Effective communication by leadership was the key to winning organizational trust and confidence in three critical areas:
Helping employees understand the company’s overall business strategy.
Helping employees understand how they contribute to achieving key business objectives.
Sharing information with employees on both how the company is doing and how an employee’s own division is doing – relative to strategic business objectives.
Simply put, communication is the exchange and flow of information and ideas from one person to another. It involves a sender transmitting an idea to a receiver. Effective communication occurs only if the receiver understands the exact information or idea that the sender intended to transmit. Here’s an easy example: Think of driving in your car and talking on your cell phone. If you’re signal keeps going in and out, you can’t be sure how much the other person heard or understood. That’s certainly not the way you want to communicate an important message. You have no idea what you’ll end up with, but the likelihood is that you won’t be pleased.
The CFOs we surveyed took this a step further. Communicating is divided up into three parts:
- Writing and
- the lost art of Listening.
I don’t have to tell you that to be a great employee you must be able to get your point across using both written and verbal skills. But it’s the listening portion that tends to throw most people.
Communicating effectively isn’t as easy as you may think. Did you know that people speak at 100 to 175 words per minute, but they can listen intelligently to 600 to 800 words per minute? What that means is that we’re basically using only a small portion of our brain to listen.
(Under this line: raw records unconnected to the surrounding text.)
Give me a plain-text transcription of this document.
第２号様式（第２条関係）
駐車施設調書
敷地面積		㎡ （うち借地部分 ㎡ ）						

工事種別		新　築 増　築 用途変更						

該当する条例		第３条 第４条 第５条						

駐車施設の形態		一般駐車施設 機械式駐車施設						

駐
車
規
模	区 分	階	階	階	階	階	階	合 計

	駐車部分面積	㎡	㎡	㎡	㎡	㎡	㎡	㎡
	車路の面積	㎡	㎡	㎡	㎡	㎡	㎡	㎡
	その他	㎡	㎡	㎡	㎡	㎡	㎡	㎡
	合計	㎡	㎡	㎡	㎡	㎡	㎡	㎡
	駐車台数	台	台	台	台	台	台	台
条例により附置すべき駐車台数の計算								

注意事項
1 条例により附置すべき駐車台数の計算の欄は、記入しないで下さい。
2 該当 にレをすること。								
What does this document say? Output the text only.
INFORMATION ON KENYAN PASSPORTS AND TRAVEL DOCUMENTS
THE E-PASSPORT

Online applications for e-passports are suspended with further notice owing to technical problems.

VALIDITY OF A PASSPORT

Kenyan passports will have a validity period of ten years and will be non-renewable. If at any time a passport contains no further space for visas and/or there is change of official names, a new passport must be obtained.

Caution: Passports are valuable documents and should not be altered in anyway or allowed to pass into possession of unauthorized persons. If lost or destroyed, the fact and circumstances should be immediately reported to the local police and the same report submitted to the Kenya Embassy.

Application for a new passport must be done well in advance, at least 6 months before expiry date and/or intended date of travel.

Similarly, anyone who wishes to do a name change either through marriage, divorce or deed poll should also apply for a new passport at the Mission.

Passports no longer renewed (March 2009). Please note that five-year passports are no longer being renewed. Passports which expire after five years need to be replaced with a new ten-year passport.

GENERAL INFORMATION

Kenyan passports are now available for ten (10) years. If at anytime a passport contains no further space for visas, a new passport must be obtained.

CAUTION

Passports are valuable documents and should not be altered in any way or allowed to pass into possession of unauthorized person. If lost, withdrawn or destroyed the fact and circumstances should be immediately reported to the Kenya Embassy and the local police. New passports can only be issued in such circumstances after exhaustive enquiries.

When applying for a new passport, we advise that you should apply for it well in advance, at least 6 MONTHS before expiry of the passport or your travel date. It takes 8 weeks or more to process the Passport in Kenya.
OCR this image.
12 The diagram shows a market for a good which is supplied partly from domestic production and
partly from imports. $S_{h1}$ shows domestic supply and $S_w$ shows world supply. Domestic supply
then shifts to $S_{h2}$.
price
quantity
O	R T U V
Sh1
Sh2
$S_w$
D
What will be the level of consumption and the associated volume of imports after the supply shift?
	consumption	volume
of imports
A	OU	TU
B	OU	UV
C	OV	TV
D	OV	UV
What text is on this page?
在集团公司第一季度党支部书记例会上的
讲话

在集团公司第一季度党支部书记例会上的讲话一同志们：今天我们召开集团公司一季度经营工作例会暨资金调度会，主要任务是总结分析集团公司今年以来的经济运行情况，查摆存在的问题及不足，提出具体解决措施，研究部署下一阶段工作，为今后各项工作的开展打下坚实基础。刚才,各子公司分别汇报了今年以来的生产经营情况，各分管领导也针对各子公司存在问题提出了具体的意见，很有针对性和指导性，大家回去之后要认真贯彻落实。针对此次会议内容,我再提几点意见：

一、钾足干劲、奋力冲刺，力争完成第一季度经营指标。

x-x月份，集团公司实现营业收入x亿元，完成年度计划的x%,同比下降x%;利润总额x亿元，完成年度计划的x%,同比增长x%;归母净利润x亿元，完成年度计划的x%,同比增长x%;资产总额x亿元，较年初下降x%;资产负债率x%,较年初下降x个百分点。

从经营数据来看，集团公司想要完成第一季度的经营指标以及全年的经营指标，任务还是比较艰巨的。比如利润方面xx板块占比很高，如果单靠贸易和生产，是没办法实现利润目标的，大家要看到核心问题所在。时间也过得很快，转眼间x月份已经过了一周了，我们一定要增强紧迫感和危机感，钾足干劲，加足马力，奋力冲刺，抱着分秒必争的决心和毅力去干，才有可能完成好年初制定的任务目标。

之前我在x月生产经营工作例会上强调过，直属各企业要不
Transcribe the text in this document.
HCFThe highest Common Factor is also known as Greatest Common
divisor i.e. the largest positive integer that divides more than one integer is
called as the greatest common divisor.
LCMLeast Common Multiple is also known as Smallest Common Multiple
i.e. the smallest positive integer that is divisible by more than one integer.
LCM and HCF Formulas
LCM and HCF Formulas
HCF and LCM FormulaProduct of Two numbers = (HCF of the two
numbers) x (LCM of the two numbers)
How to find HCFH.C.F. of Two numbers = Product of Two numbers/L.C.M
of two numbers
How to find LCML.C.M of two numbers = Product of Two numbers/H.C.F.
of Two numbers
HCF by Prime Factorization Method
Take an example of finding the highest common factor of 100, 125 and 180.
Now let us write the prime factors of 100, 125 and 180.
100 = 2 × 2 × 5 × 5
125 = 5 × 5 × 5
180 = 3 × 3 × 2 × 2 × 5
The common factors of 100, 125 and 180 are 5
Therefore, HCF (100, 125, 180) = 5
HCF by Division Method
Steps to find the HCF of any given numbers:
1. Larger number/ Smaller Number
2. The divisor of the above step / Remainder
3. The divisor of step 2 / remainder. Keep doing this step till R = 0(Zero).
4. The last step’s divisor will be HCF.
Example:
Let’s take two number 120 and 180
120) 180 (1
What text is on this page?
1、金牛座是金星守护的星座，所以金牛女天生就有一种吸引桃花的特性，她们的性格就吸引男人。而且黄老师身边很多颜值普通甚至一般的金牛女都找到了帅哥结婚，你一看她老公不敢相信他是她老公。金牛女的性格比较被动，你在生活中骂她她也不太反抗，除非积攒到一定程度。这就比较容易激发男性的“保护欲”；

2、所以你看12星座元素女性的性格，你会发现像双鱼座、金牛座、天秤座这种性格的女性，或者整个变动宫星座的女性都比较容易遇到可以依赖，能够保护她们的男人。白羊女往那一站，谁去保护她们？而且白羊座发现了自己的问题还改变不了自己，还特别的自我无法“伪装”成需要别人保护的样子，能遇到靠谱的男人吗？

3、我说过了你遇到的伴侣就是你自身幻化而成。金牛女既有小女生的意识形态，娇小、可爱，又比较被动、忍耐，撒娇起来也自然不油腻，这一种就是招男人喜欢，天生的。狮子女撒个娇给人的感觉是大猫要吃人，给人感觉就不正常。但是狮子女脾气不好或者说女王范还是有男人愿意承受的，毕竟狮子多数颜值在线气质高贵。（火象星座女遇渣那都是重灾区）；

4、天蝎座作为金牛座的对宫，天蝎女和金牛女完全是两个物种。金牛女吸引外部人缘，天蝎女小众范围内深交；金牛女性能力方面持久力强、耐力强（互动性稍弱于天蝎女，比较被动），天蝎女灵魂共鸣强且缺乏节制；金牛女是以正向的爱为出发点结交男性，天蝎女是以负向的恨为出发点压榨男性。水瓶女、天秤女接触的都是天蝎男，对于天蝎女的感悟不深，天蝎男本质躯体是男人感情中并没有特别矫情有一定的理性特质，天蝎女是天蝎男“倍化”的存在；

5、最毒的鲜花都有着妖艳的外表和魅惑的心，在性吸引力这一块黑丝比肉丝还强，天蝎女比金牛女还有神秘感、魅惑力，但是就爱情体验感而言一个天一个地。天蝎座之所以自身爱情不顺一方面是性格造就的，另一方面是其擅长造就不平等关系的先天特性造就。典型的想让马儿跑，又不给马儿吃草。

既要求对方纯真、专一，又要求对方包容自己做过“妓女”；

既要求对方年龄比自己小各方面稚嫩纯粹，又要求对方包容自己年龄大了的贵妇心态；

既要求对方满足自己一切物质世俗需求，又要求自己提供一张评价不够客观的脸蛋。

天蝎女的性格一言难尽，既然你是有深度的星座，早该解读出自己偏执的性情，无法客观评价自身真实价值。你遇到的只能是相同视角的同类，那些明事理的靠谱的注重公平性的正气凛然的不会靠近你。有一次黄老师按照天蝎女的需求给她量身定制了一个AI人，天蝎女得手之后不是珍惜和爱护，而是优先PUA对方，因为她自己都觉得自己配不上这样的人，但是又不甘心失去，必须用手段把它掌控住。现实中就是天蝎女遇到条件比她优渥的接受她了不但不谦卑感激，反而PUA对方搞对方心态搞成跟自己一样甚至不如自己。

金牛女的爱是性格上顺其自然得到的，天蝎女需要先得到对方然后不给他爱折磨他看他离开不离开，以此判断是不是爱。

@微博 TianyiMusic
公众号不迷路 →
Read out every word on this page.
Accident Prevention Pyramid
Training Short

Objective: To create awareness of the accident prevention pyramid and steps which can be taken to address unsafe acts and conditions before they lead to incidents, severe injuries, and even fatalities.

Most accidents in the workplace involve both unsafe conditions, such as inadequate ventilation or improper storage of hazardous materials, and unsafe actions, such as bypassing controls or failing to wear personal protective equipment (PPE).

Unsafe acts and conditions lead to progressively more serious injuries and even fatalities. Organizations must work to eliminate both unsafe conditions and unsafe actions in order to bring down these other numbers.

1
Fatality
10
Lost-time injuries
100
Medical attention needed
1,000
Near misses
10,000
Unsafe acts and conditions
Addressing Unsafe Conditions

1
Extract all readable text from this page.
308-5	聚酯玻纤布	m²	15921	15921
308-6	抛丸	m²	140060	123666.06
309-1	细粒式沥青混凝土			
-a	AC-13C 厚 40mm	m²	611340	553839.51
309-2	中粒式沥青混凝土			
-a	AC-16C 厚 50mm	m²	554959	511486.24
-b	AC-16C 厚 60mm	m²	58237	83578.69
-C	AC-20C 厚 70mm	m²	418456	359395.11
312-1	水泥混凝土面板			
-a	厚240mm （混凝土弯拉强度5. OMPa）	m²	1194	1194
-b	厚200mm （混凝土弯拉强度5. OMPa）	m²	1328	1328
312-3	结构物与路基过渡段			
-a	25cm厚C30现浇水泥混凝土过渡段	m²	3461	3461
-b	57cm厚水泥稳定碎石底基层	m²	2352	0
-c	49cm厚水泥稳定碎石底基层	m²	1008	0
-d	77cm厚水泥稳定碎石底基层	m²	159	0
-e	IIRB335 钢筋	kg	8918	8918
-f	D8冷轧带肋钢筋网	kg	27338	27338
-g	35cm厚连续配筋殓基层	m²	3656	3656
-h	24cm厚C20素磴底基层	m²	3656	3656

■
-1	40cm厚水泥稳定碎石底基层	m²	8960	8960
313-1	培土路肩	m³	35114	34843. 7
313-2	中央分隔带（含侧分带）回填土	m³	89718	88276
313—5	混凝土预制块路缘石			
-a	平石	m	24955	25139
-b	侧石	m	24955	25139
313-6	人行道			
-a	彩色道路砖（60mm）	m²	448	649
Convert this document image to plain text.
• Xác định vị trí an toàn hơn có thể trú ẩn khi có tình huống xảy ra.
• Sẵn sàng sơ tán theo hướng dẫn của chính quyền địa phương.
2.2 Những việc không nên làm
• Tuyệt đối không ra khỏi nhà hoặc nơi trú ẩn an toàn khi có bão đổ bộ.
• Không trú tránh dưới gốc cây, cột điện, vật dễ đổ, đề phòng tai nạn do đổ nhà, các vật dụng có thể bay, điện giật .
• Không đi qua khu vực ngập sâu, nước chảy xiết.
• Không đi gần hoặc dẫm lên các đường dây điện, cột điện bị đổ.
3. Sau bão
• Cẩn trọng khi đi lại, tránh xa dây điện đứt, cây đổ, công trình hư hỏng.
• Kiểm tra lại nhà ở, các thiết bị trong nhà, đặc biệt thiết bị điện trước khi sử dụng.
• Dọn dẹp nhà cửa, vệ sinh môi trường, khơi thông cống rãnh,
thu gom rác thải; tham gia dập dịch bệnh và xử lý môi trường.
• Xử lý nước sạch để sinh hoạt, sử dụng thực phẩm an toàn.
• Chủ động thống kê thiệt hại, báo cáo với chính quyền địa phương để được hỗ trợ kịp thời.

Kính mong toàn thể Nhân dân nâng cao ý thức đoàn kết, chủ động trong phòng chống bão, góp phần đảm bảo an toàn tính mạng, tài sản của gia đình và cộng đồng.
The other part of the brain is wondering about the latest basketball scores or where you’ll go to dinner tonight. If you’re only listening with a part of your brain, then you’re not really listening at all. You must learn to listen with purpose. When you’re listening with purpose you’re trying to understand, gain information, get direction, show support, solve a problem, etc. This kind of listening with purpose requires the same or more energy than speaking. It means you are hearing the message, understanding the meaning and then verifying that meaning by offering feedback.
Here are some traits of purposeful listeners:
- Spend more time listening than talking.
- Do not finish the sentences of others.
- Do not answer questions with questions.
- Never daydream or become preoccupied with their own thoughts when others talk.
- Let the other speakers talk. Do not dominate the conversation.
- Plan responses after the others have finished speaking, NOT while they are speaking.
- Provide feedback, but do not interrupt incessantly.
- Analyze by looking at all the relevant factors and asking open-ended questions. Walk others through by summarizing.
- Keep conversations on what others say, NOT on what interests them.
- Take brief notes. This forces you to concentrate on what is being said.